Причем вместо "прежде выведенных характеров" им предлагаются новые, неожиданные амплуа. Сенатор из Нетопыря, ледяного Аквилона, Сизифа превращается в простого небритого склеротического старичка с васильковыми глазами, живущего только памятью о сыне ("Говорите, окончил?.. Может быть и приедет?").
Аблеухов-младший на трех страницах переживает двойную метаморфозу. Вместо ублюдка, шута, демона пространства, почитателя Канта является сначала пытливый ученый, исследо-ватель египетских древностей ("Монография называется... "О письме Дауфсехруты""), а потом - деревенский затворник в опустевшем отцовском имении, читатель "почвенного" Сковороды, посетитель деревенской церкви.

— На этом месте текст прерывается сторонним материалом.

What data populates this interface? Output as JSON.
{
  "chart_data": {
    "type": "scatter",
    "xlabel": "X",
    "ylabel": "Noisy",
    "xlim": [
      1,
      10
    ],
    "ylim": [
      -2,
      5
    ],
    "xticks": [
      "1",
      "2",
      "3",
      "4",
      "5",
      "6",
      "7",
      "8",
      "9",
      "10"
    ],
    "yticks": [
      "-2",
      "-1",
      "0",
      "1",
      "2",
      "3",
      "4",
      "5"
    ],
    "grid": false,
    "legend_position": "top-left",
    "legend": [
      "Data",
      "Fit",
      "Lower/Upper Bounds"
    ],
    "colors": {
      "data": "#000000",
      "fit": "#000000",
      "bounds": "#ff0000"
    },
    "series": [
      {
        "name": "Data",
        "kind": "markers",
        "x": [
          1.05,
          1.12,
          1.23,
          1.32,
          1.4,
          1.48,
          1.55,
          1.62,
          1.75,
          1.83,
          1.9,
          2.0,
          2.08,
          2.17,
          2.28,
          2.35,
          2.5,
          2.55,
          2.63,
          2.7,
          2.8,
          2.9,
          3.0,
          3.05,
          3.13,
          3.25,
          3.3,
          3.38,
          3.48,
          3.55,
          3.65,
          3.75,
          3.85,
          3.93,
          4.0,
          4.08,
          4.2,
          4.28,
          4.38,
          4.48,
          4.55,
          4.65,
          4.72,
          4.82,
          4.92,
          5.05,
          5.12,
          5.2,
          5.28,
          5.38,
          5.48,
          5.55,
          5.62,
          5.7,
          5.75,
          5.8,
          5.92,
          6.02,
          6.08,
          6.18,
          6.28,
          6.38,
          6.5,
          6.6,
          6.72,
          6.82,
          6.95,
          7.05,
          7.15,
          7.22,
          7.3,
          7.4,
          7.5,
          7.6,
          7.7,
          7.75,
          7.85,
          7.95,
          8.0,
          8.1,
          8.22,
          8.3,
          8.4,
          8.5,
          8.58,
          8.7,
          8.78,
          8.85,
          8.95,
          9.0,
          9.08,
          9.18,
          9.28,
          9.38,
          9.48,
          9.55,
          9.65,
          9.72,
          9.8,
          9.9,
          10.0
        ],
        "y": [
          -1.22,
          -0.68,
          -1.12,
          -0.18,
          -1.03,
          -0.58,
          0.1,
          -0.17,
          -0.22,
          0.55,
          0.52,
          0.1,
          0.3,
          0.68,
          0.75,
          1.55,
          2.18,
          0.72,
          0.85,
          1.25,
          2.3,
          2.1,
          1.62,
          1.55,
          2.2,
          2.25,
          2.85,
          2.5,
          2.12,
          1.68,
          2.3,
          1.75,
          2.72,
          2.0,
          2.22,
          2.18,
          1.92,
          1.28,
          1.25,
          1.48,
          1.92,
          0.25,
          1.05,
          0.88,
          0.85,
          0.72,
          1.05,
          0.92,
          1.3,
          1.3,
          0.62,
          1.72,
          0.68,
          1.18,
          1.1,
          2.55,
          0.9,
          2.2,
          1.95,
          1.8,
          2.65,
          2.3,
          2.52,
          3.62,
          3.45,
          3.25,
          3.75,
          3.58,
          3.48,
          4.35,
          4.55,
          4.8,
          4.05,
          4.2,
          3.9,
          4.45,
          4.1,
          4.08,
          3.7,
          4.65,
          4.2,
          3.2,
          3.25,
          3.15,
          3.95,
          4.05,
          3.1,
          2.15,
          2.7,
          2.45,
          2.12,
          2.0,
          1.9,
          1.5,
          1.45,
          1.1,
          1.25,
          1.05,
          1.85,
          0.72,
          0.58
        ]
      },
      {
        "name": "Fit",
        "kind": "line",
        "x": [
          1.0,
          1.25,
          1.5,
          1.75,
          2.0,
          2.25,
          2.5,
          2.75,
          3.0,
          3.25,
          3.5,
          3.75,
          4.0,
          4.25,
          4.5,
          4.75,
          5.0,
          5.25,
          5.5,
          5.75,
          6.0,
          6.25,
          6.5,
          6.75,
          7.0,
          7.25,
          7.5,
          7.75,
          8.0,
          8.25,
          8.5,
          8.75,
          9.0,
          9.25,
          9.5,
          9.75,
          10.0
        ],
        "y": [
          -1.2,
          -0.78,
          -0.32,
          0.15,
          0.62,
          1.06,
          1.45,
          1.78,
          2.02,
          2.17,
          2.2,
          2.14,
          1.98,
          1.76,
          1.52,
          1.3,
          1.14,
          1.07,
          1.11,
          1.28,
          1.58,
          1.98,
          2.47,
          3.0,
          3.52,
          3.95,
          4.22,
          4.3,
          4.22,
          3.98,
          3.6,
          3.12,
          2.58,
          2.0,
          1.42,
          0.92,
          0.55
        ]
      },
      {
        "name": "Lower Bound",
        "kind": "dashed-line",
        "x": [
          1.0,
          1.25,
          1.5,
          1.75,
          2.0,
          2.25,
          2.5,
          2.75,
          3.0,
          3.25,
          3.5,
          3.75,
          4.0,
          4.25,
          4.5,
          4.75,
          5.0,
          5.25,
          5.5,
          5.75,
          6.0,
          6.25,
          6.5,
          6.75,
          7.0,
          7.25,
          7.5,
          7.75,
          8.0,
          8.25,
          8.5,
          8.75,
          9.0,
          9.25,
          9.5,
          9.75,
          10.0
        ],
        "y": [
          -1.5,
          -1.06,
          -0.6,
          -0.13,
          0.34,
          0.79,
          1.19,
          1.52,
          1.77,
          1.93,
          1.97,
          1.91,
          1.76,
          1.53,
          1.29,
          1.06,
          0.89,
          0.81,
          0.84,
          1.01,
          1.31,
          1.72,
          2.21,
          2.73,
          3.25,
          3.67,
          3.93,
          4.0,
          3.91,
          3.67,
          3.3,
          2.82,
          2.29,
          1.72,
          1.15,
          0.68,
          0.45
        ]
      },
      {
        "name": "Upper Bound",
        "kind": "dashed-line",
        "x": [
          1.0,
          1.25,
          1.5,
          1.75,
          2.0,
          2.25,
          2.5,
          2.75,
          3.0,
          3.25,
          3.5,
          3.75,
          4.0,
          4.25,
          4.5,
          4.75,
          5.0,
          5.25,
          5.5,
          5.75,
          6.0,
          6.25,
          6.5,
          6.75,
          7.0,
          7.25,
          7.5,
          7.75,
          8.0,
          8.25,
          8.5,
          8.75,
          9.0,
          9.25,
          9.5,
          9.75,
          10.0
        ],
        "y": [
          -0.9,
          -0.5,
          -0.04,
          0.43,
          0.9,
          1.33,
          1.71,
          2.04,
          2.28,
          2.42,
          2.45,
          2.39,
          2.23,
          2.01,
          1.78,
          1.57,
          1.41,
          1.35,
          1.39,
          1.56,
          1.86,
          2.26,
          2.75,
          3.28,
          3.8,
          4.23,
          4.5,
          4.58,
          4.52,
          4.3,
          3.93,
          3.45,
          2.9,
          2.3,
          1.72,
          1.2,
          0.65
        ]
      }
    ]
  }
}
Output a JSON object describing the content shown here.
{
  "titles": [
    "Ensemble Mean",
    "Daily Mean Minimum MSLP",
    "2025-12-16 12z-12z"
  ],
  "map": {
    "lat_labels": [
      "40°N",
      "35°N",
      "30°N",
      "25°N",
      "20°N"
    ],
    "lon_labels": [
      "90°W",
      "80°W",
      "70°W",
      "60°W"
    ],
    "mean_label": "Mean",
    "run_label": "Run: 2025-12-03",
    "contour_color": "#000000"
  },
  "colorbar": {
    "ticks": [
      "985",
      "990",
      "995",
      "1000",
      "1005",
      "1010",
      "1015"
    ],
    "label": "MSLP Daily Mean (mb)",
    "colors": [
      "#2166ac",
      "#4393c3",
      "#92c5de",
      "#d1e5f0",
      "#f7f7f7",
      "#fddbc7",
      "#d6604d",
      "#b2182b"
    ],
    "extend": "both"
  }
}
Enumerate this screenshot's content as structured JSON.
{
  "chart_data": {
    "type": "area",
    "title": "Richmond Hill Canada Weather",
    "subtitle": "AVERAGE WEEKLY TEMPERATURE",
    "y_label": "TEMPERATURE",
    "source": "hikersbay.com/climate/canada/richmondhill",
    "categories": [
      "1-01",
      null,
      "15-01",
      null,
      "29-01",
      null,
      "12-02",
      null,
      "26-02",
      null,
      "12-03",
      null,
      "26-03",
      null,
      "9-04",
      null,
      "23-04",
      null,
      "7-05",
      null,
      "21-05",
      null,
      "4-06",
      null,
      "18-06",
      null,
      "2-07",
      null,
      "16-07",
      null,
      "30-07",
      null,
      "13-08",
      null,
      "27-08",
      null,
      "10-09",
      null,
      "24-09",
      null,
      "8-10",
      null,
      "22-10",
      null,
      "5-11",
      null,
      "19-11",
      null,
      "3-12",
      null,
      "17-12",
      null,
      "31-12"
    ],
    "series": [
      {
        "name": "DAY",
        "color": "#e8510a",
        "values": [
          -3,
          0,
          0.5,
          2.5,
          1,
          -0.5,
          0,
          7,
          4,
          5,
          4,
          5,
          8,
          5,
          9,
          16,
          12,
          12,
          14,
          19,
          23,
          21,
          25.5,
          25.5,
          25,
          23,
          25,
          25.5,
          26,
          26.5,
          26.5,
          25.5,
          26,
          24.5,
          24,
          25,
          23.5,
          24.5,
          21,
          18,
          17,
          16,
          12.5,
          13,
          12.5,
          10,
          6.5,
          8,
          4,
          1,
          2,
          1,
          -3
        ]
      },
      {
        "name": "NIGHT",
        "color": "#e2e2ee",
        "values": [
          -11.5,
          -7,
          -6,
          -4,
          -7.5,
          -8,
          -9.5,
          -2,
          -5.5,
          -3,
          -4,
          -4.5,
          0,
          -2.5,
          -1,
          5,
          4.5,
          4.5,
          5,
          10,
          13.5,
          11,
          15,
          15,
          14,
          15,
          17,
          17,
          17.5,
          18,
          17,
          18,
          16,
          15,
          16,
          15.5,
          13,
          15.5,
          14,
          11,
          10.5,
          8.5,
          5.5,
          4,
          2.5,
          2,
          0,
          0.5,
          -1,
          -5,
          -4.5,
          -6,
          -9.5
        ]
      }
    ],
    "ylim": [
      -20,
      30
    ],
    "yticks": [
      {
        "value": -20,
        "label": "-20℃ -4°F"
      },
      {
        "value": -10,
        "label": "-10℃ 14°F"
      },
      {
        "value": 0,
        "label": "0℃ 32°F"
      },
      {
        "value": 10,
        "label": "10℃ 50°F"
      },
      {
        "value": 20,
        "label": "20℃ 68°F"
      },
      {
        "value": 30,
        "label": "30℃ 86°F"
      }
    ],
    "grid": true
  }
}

"А уж к самому концу эпилога приберегается особенно добродушная черта, относящаяся к предмету незначительному, мелькнувшему в романе только вскользь", - продолжает набоковский персонаж. У Белого вместо добродушной черты или лирического пассажа (еще один распространенный тип финала), которых достаточно было в основном тексте, в самом конце стоит сухая информационная фраза: "Родители его умерли", хотя о смерти Аблеухова-отца уже не раз говорилось раньше и даже была описана его могила.
Эпилог "Петербурга" не катарсичен и закрыт, а проблематичен и перспективен. Объяснить это можно как незавершенностью замысла (роман мыслился как вторая часть так и не написанной трилогии "Восток или Запад"), так и монтажной композицией, где часть относительно свободна и самостоятельна в составе целого.
Пушкинские эпиграфы к первой и восьмой главам закольцованы, но дают разные перспективы восприятия основной фабулы. Повествователь в "Медном всаднике" смотрит на происходящее с близкого расстояния, почти в упор: "Была ужасная пора. О ней свежо воспоминанье". Летописец Пимен в "Борисе Годунове" видит все откуда-то издалека, с точки зрения вечности: "Минувшее проходит предо мною... Давно ль оно неслось, событий полно, Волнуяся, как море-окиян? Теперь оно безмолвно и спокойно:
Не много лиц мне память сохранила, Не много слов доходит до меня..."
Между тем в романном мире между "свежим воспоминаньем" и "давно минувшим" проходит всего восемь лет: от октября 1905-го до появляющегося в последнем абзаце эпилога 1913 года. Последняя хронологическая точка романа совпадает с временем публикации книги. И этот год оказывается более символичным, чем, вероятно, предполагал автор "Петербурга".
Потому что в следующем году взорвалась не смешная бомба-сардинница в сенаторском доме. Грохнул мировой взрыв. Исчез с карты город-герой Белого. Через десять лет сменил имя еще раз... Из свежего воспоминанья стал давно минувшим.